WRITTEN BY ROBIN HERTEL, MS, RN, CMSRN
This is an article written by my friend and colleague, Robin Hertel. Robin wrote this article several years ago but I recently re-read it while preparing for a discussion about generational influences in the workplace. I found the information to be so valuable and wanted to share it with my readers.
In her article, Robin describes the different generational levels and the key events, people and influences taking place in the world during their time period:
·Radio Babies (1930-1945) – Dr. Spock, Hiroshima, and Betty Crocker
·Baby Boomers (1946-1945) – John F. Kennedy, Charles Manson, and the Rolling Stones
·Generation X (1960-1980) – Bill Gates, Madonna and the internet
·Generation Y (1980-2000) – the Backstreet Boys, Barney, and chat rooms
I love how she provides an easy to read table that includes each generation and a short descriptor of their work ethic, leadership style, and views of authority.
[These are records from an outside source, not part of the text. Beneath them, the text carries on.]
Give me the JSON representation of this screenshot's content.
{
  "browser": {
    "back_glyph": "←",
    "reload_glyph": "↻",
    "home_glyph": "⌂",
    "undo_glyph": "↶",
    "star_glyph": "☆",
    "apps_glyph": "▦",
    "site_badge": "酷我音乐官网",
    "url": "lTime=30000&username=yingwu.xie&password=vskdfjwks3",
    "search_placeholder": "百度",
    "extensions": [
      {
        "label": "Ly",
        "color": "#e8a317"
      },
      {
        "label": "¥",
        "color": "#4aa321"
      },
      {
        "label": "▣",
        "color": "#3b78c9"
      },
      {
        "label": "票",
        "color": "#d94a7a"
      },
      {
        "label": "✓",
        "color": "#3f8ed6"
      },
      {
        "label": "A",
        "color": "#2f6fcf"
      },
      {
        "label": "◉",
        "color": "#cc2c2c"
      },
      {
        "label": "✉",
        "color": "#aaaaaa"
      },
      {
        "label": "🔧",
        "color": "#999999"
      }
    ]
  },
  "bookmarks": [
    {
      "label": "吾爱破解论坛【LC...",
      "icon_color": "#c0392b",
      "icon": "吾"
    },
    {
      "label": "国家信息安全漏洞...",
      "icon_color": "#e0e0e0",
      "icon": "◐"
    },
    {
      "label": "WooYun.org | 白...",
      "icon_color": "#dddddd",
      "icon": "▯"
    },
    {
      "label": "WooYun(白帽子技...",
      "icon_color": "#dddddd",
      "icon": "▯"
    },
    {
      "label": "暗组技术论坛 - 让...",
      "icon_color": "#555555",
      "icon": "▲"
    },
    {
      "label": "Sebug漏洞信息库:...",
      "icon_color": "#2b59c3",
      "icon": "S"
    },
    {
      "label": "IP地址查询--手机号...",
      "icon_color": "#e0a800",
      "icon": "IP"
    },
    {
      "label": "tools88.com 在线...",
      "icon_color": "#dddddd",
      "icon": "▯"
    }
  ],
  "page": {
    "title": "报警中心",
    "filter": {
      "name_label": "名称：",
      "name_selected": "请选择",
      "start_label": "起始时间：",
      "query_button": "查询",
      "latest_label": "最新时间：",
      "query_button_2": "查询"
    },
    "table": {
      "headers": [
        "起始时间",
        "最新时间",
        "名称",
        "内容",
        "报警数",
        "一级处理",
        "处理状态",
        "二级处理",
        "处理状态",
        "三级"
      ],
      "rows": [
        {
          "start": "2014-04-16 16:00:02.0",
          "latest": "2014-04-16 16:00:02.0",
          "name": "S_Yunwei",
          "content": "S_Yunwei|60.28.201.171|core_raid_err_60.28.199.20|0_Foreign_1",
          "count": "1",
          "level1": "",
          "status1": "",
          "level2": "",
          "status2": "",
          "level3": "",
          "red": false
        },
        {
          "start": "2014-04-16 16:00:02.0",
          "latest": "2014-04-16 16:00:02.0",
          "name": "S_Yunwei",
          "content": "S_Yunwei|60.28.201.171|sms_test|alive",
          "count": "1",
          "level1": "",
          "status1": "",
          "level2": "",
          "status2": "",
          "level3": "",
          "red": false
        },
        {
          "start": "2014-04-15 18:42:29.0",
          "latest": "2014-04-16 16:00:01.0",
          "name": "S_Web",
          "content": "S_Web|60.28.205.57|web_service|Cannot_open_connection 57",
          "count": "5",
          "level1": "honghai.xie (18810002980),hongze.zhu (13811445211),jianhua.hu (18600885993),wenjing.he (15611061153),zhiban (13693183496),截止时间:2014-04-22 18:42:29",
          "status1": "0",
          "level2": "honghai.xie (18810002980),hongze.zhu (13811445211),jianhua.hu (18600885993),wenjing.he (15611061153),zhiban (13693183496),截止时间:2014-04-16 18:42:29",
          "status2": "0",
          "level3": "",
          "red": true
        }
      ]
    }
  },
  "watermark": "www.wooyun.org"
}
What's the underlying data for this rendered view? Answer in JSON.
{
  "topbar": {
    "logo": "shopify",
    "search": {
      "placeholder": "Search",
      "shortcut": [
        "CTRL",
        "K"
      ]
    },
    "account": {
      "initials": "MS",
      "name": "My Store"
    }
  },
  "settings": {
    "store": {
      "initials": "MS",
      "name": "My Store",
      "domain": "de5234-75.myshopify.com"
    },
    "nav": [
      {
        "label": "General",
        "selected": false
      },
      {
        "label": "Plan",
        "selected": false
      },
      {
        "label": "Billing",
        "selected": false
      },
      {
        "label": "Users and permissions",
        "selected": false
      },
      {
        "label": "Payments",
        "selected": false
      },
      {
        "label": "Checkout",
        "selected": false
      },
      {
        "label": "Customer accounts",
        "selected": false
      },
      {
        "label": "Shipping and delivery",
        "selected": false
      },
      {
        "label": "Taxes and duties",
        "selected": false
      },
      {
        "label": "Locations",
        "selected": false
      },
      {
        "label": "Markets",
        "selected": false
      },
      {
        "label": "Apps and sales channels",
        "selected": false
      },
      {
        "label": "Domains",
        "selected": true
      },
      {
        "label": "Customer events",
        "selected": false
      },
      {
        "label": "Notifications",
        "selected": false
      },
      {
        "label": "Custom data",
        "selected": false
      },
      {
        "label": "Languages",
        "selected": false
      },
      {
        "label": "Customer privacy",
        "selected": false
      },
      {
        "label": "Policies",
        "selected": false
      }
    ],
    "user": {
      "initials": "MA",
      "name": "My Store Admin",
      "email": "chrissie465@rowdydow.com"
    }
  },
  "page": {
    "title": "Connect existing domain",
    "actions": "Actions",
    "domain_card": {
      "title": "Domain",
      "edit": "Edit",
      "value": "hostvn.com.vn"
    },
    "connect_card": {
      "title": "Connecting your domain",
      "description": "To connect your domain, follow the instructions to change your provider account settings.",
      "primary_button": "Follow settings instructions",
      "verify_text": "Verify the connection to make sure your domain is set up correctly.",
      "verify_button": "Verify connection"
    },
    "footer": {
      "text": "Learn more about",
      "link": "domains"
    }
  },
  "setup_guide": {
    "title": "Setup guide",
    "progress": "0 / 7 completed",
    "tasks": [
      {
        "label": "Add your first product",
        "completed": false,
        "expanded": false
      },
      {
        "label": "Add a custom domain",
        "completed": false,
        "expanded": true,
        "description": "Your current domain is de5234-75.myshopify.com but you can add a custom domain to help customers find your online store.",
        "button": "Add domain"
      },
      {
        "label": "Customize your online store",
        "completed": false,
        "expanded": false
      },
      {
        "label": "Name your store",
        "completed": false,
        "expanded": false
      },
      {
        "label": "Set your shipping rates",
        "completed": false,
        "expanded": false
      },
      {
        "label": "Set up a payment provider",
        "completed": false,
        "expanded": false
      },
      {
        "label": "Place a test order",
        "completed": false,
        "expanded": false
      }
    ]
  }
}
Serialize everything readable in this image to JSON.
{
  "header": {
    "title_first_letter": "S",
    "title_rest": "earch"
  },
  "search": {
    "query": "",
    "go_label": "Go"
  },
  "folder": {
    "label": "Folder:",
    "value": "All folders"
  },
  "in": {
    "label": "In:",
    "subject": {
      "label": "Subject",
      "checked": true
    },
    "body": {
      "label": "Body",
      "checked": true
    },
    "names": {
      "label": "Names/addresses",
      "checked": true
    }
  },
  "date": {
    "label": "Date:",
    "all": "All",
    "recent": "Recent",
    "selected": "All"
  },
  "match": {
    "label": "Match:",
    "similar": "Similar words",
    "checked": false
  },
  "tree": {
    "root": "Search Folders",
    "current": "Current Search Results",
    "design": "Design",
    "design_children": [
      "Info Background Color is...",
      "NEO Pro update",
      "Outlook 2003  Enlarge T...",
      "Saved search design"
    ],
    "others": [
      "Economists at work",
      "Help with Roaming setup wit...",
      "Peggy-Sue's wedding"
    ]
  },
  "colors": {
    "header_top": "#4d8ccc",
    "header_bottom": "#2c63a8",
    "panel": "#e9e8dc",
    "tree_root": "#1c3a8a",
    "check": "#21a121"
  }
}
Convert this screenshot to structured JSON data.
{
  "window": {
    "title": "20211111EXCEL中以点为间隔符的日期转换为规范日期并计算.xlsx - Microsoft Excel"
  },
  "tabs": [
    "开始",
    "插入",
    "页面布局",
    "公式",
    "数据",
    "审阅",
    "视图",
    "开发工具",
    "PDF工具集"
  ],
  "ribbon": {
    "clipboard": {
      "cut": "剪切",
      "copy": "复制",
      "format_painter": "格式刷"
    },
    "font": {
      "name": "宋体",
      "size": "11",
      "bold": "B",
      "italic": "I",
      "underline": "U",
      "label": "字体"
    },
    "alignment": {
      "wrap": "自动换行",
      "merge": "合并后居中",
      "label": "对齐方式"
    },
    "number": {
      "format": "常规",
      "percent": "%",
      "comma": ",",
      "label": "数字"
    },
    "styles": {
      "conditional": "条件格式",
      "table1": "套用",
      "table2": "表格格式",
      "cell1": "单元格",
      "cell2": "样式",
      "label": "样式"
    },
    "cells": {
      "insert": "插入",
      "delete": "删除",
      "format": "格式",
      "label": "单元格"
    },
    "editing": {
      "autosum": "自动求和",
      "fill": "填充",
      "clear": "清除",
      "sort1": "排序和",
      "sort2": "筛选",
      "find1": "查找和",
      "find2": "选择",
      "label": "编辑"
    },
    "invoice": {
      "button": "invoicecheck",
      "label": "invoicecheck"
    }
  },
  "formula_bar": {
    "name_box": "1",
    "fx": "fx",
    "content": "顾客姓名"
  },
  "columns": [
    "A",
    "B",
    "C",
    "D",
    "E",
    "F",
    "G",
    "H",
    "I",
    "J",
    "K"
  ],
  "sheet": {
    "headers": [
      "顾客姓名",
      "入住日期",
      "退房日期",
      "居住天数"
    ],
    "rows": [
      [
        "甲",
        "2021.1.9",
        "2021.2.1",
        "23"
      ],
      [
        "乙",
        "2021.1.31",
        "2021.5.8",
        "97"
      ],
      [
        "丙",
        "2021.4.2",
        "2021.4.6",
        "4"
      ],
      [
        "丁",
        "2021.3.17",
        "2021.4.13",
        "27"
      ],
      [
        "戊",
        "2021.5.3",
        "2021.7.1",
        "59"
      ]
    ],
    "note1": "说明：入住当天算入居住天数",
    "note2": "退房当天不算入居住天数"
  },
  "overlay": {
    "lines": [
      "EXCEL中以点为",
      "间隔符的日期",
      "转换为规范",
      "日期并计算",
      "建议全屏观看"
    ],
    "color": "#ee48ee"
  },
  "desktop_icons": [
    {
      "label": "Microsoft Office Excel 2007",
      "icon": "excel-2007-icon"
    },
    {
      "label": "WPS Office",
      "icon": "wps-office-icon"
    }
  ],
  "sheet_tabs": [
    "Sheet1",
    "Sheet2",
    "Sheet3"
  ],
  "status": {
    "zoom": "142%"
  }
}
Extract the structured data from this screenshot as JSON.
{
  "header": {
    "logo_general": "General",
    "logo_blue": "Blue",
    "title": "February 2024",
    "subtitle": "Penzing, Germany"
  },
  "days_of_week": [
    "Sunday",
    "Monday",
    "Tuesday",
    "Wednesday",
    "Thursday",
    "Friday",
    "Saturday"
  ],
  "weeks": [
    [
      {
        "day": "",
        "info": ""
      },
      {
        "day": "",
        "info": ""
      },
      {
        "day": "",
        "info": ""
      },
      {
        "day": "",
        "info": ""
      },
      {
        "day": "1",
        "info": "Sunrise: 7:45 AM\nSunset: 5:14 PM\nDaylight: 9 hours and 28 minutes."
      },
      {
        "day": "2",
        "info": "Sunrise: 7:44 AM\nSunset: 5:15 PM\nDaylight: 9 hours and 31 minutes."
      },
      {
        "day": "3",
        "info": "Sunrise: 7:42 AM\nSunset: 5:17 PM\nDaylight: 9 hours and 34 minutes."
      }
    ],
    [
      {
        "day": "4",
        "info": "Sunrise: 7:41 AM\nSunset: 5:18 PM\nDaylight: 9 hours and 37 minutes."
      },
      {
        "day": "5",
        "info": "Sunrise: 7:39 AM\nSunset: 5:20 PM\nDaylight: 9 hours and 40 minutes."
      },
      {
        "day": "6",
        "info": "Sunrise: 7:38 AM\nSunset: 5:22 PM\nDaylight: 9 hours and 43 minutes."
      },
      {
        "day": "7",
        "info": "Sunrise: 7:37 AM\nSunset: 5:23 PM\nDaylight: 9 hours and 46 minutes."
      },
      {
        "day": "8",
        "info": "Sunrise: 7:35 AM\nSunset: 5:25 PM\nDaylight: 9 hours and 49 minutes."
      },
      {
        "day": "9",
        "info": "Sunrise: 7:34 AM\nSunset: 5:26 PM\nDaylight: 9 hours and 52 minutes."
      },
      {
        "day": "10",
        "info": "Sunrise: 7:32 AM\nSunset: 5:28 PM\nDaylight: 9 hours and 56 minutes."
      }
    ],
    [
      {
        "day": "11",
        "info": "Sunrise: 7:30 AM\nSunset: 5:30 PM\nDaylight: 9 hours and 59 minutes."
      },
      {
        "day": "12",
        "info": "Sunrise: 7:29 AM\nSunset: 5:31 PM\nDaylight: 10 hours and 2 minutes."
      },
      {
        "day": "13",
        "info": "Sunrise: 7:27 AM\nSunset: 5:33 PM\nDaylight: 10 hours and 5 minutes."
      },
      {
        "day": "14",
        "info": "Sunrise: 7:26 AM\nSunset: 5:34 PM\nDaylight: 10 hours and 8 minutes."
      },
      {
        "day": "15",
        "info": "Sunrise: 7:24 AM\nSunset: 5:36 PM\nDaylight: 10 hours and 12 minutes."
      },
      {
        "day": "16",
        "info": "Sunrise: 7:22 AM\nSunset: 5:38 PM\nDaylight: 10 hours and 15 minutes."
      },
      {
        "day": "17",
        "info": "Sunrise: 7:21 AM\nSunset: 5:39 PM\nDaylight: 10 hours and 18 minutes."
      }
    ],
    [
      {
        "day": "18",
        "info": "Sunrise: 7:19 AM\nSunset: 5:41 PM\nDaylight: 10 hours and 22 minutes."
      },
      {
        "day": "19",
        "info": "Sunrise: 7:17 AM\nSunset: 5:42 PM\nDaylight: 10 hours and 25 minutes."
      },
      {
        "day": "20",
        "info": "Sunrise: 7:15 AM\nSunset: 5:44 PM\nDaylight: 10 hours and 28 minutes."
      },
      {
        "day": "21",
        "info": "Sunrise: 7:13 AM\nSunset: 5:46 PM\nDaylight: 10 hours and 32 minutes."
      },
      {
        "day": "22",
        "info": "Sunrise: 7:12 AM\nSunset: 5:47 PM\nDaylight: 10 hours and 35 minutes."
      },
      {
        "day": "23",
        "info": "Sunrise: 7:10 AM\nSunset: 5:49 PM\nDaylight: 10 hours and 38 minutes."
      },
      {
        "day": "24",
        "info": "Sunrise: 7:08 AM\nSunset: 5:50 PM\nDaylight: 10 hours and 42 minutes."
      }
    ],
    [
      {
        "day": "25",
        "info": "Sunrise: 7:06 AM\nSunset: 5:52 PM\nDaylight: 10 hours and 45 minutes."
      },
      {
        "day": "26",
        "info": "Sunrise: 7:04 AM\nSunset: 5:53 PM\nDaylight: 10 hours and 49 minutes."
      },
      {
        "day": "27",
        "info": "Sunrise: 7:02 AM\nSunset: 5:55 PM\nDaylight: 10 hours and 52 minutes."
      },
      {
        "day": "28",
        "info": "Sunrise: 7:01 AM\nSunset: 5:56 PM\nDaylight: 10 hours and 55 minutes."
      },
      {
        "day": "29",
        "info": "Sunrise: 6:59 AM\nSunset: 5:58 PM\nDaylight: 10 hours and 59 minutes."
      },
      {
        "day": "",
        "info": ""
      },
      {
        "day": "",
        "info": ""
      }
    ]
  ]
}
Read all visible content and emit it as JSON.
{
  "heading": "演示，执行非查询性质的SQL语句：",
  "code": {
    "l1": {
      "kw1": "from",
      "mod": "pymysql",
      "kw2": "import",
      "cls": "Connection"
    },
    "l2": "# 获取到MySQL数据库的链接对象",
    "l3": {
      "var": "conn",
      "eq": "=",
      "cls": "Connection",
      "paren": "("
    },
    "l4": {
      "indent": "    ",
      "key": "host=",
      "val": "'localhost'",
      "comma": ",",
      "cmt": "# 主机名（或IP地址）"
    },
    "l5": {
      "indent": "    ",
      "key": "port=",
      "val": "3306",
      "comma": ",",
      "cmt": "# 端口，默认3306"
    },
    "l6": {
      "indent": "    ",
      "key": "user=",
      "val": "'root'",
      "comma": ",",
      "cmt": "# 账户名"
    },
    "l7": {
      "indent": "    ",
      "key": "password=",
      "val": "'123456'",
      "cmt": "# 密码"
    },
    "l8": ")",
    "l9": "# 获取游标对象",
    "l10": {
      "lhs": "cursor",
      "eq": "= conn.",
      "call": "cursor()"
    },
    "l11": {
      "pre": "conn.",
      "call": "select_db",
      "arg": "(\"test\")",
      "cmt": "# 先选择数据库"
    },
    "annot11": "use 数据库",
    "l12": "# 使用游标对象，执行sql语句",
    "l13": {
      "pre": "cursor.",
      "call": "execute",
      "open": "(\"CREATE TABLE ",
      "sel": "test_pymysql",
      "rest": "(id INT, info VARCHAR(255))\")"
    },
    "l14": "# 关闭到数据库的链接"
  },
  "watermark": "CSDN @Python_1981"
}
Robin describes each as it relates to potential conflict and helps the reader to anticipate and prepare for acceptance and understanding.
After describing common conflicts, Robin provides the reader with solutions:
1. Avoid stereotyping – realize that not everyone falls neatly into his or her generational “box”. Respect subtle differences and maintain flexibility.
2. Appreciate different skills and competenciesamong generations – Each generation brings a different skill set. Robin encourages each of us to embrace each other’s strengths.
3. Take steps to avoid the great divide – engage multi-generational groups in open dialogue and encourage sharing of fears, desires and goals.
Robin closes her article by challenging us to think beyond the Golden Rule by recognizing that “doing onto others as you would have them do unto you” may not fit within a multi-generational group. Instead, pause and consider the generational differences of your peers and treat them accordingly.